A Heart to Heart With Tegan and Sara: Inside SPIN’s January Cover Story

Most bands don’t get the chance to go for it 18 years into their career. Most bands also don’t have a combined 36 years of experience in the music biz when two of their members are 32 years old. If Tegan and Sara’s gambit pays off on Heartthrob, their seventh album (due January 29), the duo will be able to claim one of the most unusual journeys to pop stardom in recent memory.

SPIN takes a closer look at the Canadian sisters’ big leap in our January cover story, which arrives tomorrow online ahead of our digital magazine’s release. (How significantly has their sound evolved? In a short piece praising 2004’s So Jealous, our writer happily reported the group was no longer a “Wicca-folk nightmare,” a jab the band has playfully rehashed from the stage on several occasions. We rewarded their continued loyalty to that story by providing them with customized T-shirts.)

Here’s a sneak peek at what to expect: footage of the pair on the set of their photo shoot and a preview of our candid interview.

On seeking a wider audience:

“I don’t care if we only add five more fans to the pile,” Tegan says. “I meet people, daily, who say, ‘Your music saved me; your music got me through high school.’ I just think, ‘Why would we limit our exposure?'”

On giving their sound a shinier makeover:

“On our first day in the studio [Heartthrob producer], Greg Kurstin spun around in his chair and said, ‘I’m going to take each song to the edge.
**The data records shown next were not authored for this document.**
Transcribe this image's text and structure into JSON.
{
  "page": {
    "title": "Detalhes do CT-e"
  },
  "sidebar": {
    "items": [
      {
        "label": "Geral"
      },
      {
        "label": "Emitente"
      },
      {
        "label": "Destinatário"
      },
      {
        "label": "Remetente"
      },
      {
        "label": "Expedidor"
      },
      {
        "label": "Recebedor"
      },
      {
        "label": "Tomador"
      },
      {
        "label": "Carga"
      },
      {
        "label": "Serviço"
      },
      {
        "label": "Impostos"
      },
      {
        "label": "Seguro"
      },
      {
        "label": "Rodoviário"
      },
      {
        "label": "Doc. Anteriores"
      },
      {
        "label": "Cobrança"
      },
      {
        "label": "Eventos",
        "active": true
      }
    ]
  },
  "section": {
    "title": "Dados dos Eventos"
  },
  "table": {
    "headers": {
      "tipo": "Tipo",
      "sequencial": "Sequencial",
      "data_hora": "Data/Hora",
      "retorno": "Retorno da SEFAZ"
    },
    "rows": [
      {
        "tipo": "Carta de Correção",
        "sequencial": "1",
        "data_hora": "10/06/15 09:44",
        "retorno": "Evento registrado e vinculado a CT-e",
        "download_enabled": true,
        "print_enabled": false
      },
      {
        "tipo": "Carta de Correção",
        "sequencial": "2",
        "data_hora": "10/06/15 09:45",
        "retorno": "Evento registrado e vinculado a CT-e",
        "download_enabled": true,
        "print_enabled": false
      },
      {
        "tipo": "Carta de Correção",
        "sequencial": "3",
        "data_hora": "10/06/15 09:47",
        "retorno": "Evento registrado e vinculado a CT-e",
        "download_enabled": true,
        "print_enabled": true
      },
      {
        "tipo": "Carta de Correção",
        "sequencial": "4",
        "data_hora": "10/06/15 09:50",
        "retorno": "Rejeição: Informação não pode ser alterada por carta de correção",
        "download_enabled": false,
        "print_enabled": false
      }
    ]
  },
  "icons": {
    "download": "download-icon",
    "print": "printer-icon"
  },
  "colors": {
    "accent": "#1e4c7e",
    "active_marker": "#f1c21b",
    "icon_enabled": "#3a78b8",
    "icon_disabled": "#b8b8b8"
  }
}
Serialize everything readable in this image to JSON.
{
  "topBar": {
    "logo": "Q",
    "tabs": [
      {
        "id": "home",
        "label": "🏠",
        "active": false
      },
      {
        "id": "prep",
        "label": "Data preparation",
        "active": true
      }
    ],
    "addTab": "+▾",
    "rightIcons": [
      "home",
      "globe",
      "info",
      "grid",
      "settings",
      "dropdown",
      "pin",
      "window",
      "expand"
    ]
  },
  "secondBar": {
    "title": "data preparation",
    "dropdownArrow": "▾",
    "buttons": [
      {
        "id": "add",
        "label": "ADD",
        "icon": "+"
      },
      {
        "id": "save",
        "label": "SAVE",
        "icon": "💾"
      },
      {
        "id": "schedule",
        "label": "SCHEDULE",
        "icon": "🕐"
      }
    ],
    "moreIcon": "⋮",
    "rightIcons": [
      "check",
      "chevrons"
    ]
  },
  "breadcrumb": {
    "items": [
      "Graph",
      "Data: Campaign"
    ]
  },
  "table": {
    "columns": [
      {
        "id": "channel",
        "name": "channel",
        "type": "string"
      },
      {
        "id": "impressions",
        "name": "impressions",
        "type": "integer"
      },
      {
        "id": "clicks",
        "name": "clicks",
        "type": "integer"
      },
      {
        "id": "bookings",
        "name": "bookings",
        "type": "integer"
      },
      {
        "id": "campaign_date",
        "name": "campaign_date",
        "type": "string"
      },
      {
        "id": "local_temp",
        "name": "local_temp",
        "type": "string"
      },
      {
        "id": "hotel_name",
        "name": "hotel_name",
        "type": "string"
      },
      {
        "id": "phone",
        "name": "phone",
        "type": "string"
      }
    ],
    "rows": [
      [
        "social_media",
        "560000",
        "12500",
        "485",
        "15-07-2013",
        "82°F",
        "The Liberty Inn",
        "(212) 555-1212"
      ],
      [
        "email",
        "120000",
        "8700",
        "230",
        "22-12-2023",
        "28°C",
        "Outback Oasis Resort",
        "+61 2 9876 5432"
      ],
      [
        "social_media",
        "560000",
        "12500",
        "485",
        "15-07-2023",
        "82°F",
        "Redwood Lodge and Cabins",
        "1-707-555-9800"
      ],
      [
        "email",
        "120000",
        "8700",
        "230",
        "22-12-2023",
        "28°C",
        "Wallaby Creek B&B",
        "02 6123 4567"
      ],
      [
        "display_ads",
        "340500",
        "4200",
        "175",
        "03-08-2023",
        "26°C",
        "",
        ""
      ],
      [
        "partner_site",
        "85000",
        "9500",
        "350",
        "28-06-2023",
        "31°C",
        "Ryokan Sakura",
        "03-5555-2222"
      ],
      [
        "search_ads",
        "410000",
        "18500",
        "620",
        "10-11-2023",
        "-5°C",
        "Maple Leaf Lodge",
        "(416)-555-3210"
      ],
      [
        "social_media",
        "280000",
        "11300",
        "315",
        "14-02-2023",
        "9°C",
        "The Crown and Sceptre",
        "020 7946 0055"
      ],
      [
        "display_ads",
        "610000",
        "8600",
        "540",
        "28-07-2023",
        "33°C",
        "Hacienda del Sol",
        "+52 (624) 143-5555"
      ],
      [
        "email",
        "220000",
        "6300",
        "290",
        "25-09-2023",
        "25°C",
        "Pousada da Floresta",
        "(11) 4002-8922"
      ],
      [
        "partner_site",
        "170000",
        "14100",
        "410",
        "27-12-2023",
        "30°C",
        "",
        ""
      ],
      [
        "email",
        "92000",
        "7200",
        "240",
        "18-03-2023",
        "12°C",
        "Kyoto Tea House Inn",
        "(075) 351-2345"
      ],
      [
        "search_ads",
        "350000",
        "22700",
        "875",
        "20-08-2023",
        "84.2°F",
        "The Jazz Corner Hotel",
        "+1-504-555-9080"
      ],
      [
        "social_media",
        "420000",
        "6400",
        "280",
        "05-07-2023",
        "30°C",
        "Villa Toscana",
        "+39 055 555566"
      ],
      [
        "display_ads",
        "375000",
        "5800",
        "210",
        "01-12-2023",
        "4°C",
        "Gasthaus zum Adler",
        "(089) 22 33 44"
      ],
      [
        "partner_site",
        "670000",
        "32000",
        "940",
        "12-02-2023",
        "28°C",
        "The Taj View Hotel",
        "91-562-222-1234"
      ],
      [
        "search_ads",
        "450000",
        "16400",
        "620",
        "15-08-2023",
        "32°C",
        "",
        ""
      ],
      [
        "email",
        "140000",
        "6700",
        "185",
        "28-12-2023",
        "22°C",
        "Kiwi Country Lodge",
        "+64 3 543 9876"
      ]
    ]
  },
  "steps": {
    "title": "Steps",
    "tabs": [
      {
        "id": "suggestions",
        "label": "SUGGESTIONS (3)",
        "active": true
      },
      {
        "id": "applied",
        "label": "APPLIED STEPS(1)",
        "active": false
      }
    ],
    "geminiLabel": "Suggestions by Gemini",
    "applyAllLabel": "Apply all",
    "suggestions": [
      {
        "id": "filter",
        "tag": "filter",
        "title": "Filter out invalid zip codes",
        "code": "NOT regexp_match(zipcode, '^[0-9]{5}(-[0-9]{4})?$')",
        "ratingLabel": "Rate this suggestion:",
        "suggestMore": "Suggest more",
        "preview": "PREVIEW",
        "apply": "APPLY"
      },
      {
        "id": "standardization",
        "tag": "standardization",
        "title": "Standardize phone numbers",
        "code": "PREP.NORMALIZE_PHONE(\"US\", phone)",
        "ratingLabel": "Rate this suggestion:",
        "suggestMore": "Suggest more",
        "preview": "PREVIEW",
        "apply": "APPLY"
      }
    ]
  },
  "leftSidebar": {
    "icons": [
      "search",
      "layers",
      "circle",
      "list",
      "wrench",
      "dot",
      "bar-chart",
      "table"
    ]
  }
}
And then pull back a bit,'” Tegan recalls. “And I thought, ‘Nah, just toss it over the edge.’ We decided to go for it.”

On writing music separately at the beginning of their career:

“We didn’t want to prove people right, that we were this weird, gay, twin monster sitting around reading each other’s minds,” Sara says.

On their extra-close relationship with their fans:

“It’s not that our band is so different from every other band, but we know our audience intimately,” Tegan says. “The first seven years we were selling our own merch and answering fan mail, dealing with so much.”

On finding a new comfort level with their image:

“It feels great to relax and not worry whether who I am in real life and who I am in a photo shoot match up,” Sara tells us.